A couple of years ago, I reached out to a business colleague when I was looking to sell a domain name. He gave me the contact information of a friend of his who is CEO of a medium-sized company (LinkedIn says 51-200 employees) that we both thought might be interested in the domain name.
When I reached out to the CEO, I assumed he wouldn’t be the best person to ask about the domain name. Instead, I asked him if I could contact the person who manages the company marketing to discuss the domain name opportunity. He said that would be a good idea, and he provided the employee’s email address and phone number. I then emailed the Director of Marketing at the company, making sure to mention that the CEO referred me to him to discuss the domain name. The company ended up buying the domain name from my company.

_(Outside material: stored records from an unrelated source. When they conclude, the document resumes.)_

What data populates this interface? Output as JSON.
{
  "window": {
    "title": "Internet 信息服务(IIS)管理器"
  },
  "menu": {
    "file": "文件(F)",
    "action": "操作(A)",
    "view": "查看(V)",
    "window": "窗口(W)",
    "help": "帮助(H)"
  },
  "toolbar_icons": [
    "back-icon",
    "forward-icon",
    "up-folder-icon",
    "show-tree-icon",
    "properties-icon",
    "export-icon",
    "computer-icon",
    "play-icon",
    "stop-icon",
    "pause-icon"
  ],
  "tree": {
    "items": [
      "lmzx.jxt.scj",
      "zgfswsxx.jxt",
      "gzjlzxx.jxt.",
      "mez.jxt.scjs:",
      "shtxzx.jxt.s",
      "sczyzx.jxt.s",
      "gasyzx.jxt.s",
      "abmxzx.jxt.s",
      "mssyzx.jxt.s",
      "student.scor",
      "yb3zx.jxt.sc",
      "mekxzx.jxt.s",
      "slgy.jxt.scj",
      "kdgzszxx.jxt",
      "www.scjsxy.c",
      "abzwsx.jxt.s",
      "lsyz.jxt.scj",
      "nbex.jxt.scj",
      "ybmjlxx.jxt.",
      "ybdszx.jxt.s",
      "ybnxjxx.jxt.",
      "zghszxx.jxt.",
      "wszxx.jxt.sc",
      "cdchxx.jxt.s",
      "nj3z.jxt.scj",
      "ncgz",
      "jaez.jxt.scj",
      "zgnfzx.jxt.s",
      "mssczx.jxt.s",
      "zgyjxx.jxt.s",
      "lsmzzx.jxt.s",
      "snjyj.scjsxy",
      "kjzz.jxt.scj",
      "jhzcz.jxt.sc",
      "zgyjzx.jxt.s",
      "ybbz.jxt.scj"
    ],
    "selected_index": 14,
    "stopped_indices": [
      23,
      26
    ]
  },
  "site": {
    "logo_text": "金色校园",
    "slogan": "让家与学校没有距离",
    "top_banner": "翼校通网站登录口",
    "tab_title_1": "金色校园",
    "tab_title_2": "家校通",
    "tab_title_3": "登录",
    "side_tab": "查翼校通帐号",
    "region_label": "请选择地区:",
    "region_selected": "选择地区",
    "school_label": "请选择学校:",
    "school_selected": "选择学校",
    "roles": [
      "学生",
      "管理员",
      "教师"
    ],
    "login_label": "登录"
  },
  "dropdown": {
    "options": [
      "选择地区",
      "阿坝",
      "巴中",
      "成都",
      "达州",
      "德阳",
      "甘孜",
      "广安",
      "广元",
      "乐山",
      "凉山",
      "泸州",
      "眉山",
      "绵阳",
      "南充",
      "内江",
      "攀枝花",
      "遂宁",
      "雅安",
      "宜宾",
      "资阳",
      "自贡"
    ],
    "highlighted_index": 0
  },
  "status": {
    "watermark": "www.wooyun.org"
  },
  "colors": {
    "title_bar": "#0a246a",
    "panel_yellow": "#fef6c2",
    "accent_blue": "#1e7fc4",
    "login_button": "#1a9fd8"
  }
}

I am not sure how much a “referral” from the CEO boosted the prospect of the acquisition, but it couldn’t hurt. I think this might be a good tactic to use if you are able to get in touch with a company CEO. I hadn’t really thought much about this until last night, and I wanted to share it with you because it seems like it could be effective.
There are a couple of big issues with this strategy. The first issue is that it relies upon being able to get in touch with a CEO who doesn’t handle marketing decisions. I would imagine most of the CEOs who are answering their own emails or who take the time to answer a random email about a domain name would likely be the key decision maker. If that happens, there is no reason to ask for the marketing person. The second and bigger issue is that many CEOs of larger companies have assistants that answer emails or would ignore your email.
While it’s great to get in touch with a marketing decision maker, having an introduction email from the CEO or at least a referral from the CEO might be more effective than a cold call. I am going to try this out and see if it is helpful.